Wednesday, April 22

Updates, NetVision, Oracle, etc

I haven't been blogging much this month. I was probably more active on Twitter when I had small contributions. ...and I blogged at the NetVision blog. Some of it was specific to what we do, but there are also some useful Tech Tips like posts on Active Directory Last Logoff and Last Logon - Attribute Confusion.

--

I've also not yet weighed in on Oracle-Sun. In a letter, Oracle's President (Charles Philips) says they're planning to:

Engineer and deliver an integrated system—applications to disk—where all the pieces fit and work together so customers do not have to do it themselves. Customers benefit as their systems integration costs go down while system performance, reliability, and security go up.
That makes sense from a business perspective. The key Sun technologies that were clearly interesting to Oracle are hardware, Java, and Solaris. And a hidden dark desire perhaps to mold MySQL as a non-enterprise solution so that there's no competition with Oracle's flagship product line. ...maybe that's just a bonus.

My personal opinion is that Identity Management had little or nothing to do with the purchase. In fact, it's probably considered a headache to the acquisition team. Clearly, it gives Oracle the number 1 spot in terms of IAM market share. And arguably the best suite of IAM products on the market. But, I don't know what that will mean to Oracle in their quest for world domination.

I was part of a very talented IAM team that got absorbed into a multi-billion dollar organization for which IAM was not a priority. And the team quickly disintegrated. I don't think that will happen at Oracle, but the IAM product teams will need to show management a strong revenue number to get the attention they'll need to integrate the Sun and Oracle suites properly.
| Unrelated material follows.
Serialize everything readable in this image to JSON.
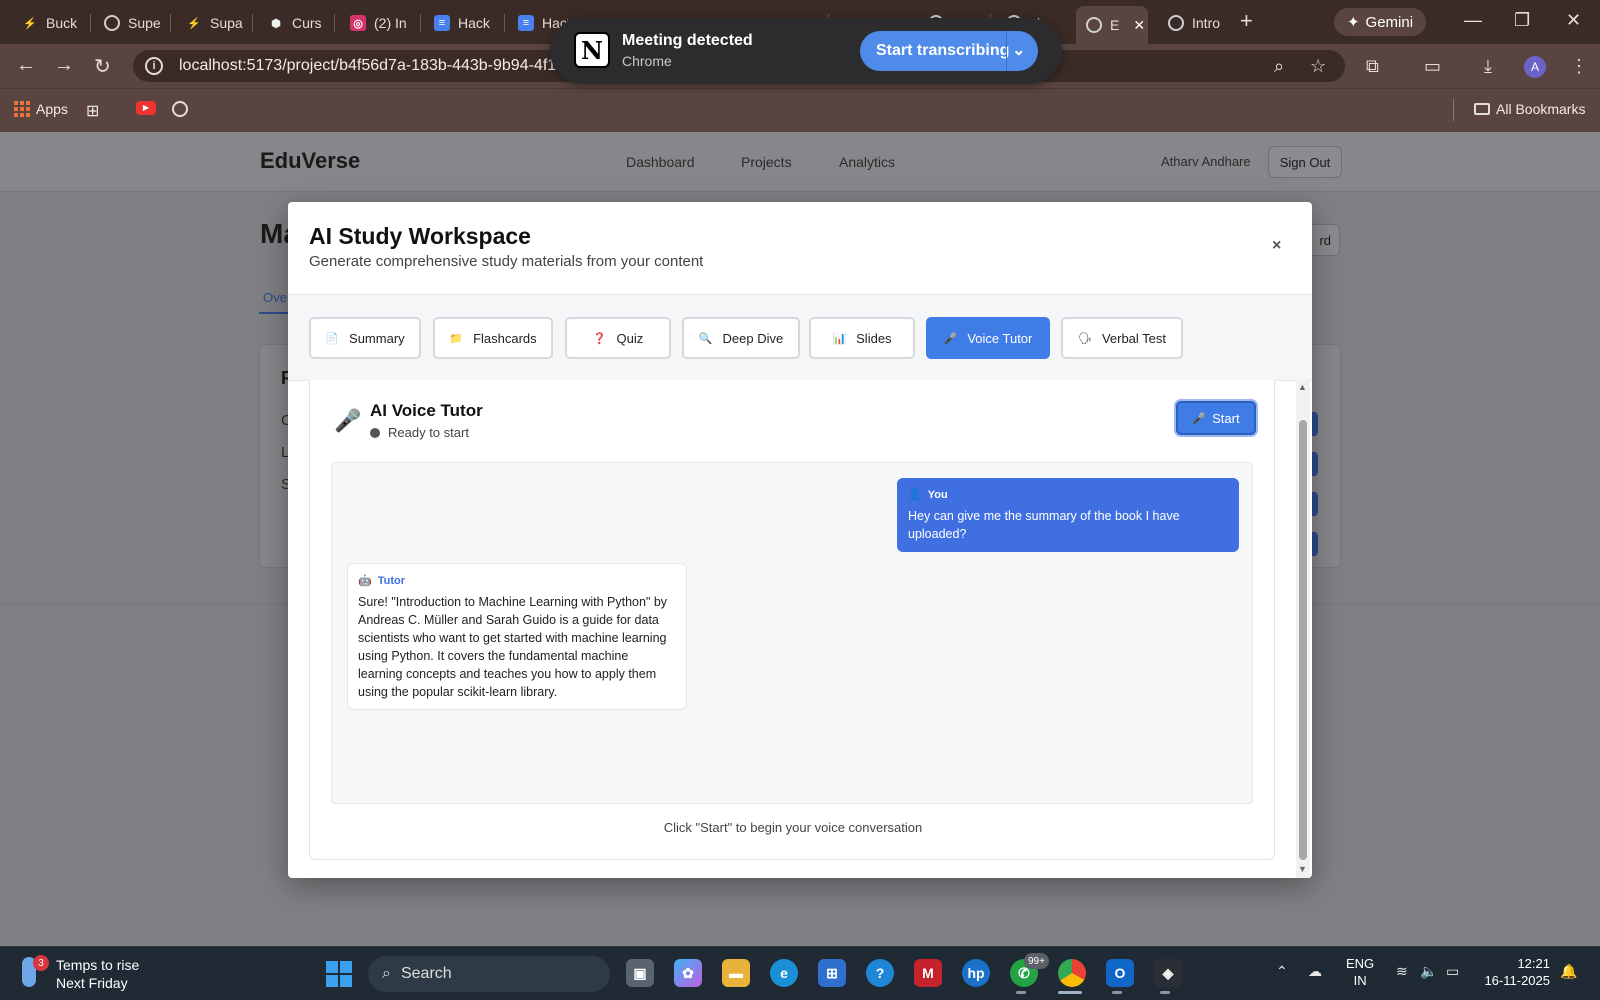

Deborah Volk at Identigral wrote a nice post on the two product lines. I haven't used either enough to speak intelligently on which product might win the starting position. And Ash Motiwala captured one of my first thoughts. People always chose Sun because they were the big guy. The product wouldn't 'go away'. Well, there goes that theory. To quote Andre Durand from the NetworkWorld article:
This is yet one more reason companies should consider standards-based, loosely coupled approaches.
Perhaps the most intriguing aspect of this acquisition for the IAM world is the combination of all of those bright engineering minds in one room. The Sun Directory team, the OID team, the OVD team can join together and help shape the future of directory services while the Oracle Access Manager and OpenSSO teams can do the same for their piece of the puzzle. ...assuming of course that big-company bureaucracy doesn't get in the way.

[UPDATE: link to Felix Gaehtgens' Oracle-Sun product line comparison]

--

Speaking of innovation, one last thing before I close - NetVision announced a Series B round of funding today. The goal is to enable the innovation that we started with the industry's first managed service for directory and file system audit and monitoring. Be sure to keep your ear to the ground as we make another innovation announcement in the weeks to come.

Wednesday, April 1

On Multi-factor Authentication

Luther Martin of Voltage Security posted a very interesting post on the future of multi-factor authentication. In it, he challenged commonly held beliefs on the subject. Specifically, he writes:
It’s often claimed that multi-factor authentication is inherently more secure than single-factor authentication, but if you look at the history of this claim,it actually came from a vendor that wanted to make their multi-factor authentication product sound better than competitors' products.
(I'm not sure if these are his thoughts or if he's saying that was the consensus at a recent X9 meeting.)

Martin goes on to suggest that using two authentication mechanisms of the same factor may be as secure as using two factors and lays out scheme A & B to discuss.

So here's my thoughts:

Wouldn't scheme A be more secure because you can't brute force it? Isn't that the whole point of having the second factor? All passwords can be brute-forced given enough time. Having the second factor removes that threat.

Of course, you could implement a strong password plus a kill switch after 10 bad tries, but that still relies on the user to implement safe password storage. And I generally think it's better to remove any responsibility from the end-user (especially if there's a convenience trade off).

Requiring users to carry/remember two username-password combinations for every system doesn't seem practical. Security will fail if users try to subvert it for the sake of convenience. And they will.

Usability needs to be a key consideration. A token/pin combination is a secure and easy-to-use way to beat the threat of brute-force attacks and poor password management. ...as is having a certificate installed on a particular PC and other second factor solutions.